Add model config to benchmark report, update README with current results

Benchmark report now includes full Stories110M model configuration (arch, layers, dims, kernels). README updated: 12-layer results replace stale single-layer numbers, limitations reflect current state.
2026-03-04 06:13:21 -08:00 · 2026-03-04 06:13:21 -08:00 · efcf193075
parent 1a7d8846b2
commit efcf193075
2 changed files with 31 additions and 8 deletions
--- a/README.md
+++ b/README.md
@ -29,7 +29,7 @@ The goal was to demonstrate that **training on the Apple Neural Engine — and p
 Some coverage of this project has overstated its implications. To be clear:
- Training works, but utilization is low (~2-3% of peak) with significant engineering challenges remaining
+- Training works, but utilization is low (~5-9% of peak) with significant engineering challenges remaining
 - Many element-wise operations still fall back to CPU
 - This does **not** replace GPU training for anything beyond small research models today
@ -57,11 +57,12 @@ This is MIT licensed for a reason. Everyone now has access to AI-assisted develo
 A from-scratch implementation of transformer training (forward + backward pass) running on the ANE in Apple Silicon.
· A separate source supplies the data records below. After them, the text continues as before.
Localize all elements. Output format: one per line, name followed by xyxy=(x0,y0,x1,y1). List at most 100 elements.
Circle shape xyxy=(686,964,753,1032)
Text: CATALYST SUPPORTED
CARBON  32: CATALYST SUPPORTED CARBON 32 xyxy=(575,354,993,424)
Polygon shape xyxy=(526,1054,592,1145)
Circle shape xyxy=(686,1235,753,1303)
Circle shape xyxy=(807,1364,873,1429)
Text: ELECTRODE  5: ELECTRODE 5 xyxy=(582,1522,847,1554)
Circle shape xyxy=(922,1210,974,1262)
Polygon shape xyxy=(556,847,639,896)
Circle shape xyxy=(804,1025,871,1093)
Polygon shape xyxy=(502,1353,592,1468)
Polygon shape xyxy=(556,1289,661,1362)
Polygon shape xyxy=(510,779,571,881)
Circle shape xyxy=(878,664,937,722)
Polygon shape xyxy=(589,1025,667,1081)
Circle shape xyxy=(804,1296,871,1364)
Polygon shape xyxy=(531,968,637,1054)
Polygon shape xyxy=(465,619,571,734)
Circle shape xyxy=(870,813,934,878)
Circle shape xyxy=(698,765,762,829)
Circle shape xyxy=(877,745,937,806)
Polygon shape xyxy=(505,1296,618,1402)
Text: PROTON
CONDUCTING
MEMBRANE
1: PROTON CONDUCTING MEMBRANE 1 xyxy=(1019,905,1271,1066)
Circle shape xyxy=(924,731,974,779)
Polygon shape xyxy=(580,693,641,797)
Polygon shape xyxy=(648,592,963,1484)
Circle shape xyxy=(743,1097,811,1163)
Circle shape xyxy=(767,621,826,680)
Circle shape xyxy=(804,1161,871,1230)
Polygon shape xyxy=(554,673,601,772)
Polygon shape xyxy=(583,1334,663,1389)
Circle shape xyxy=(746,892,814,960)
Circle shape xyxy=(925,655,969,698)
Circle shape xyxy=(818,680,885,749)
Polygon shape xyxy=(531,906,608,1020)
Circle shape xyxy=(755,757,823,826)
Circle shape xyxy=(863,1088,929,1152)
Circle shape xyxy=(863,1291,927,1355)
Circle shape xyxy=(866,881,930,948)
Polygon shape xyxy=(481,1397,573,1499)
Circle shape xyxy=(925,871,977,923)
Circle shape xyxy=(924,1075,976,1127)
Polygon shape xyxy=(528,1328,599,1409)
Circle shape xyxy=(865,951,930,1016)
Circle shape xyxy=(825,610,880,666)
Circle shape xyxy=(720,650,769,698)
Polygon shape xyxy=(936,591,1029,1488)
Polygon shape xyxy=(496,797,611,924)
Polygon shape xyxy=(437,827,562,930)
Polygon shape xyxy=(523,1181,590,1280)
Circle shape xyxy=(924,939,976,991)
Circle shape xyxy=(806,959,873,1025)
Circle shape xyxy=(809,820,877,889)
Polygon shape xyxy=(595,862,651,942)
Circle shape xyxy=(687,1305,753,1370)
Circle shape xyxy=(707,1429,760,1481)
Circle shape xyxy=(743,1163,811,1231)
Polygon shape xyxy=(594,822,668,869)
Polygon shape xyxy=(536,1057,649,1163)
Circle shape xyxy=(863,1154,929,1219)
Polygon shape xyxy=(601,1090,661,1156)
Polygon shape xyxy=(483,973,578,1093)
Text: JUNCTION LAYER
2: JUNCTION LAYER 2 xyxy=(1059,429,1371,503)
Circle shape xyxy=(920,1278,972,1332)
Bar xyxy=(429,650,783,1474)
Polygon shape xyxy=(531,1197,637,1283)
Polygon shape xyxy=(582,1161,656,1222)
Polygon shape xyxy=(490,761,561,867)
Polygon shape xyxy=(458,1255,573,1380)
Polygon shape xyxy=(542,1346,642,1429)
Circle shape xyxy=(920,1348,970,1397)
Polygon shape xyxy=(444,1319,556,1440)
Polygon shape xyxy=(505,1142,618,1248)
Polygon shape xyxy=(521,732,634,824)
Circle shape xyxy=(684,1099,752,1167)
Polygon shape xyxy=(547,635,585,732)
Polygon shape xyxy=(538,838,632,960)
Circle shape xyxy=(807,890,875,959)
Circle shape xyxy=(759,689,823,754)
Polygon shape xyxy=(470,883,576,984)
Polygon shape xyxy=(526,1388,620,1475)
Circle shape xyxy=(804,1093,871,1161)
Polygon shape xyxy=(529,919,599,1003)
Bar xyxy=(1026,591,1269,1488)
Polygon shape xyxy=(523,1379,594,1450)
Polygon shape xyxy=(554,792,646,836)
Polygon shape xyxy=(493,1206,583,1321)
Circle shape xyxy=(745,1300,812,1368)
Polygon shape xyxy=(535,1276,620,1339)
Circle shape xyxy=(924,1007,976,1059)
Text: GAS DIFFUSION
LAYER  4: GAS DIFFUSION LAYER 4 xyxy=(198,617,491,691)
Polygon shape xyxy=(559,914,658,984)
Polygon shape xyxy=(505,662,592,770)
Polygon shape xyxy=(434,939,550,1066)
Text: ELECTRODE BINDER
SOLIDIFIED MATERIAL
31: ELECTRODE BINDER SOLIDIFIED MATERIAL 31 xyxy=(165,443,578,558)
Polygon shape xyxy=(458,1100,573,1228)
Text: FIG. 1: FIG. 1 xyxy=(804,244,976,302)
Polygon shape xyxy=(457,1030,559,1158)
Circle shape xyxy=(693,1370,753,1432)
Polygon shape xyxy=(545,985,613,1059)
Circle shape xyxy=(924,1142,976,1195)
The ANE is a 15.8 TFLOPS (M4) inference accelerator that Apple does not expose for training. This project reverse-engineers the `_ANEClient` / `_ANECompiler` private APIs and the MIL (Model Intermediate Language) format to run custom compute graphs — including backpropagation — directly on ANE hardware.
-**Current results (M4, single transformer layer, dim=768, seq=512):**
+**Current results — Stories110M (12-layer, dim=768, seq=256, 109M params):**
- 9.3 ms/step, 11.2% ANE utilization (1.78 TFLOPS sustained)
+- Static pipeline: **91 ms/step** (M3 Ultra), **106 ms/step** (M4)
- 6 ANE kernel dispatches per training step
+- Dynamic pipeline: **110 ms/step**, no recompilation
 - 72 ANE kernels per step (static), 9 shared kernels (dynamic)
 - All forward and backward dx passes on ANE, dW gradients on CPU (Accelerate cblas)
- Adam optimizer, gradient accumulation, checkpoint/resume
+- Adam optimizer, gradient accumulation, checkpoint/resume via exec() restart
 ## Architecture
@ -146,8 +147,8 @@ No external dependencies. Uses only system frameworks + private ANE APIs resolve
 - **SDPA causal masking** — ANE hardware ignores `attn_mask` in SDPA ops; causal attention is decomposed into separate Q@K^T (ANE) → mask+softmax (ANE via add+softmax) → scores@V (ANE)
 - **~119 compile limit** — ANE compiler leaks resources; worked around via `exec()` restart with checkpoint
- **Single layer** — Currently trains one transformer layer; multi-layer would need pipeline scheduling
+- **Compile overhead** — Static pipeline recompiles 60+ kernels every 10 steps (~3.7s); dynamic pipeline avoids this
- **Synthetic data** — Currently uses random data for benchmarking; real tokenized data support is WIP
+- **Low utilization** — Training sustains ~1-2 TFLOPS out of 15.8+ peak due to CPU fallbacks and I/O overhead
 ## Performance History
--- a/benchmarks/ANE_BENCHMARK_REPORT.md
+++ b/benchmarks/ANE_BENCHMARK_REPORT.md
@ -1,7 +1,29 @@
 # Apple Neural Engine — Cross-Generation Benchmark Report
 Community-submitted benchmark data from [Issue #3](https://github.com/maderix/ANE/issues/3).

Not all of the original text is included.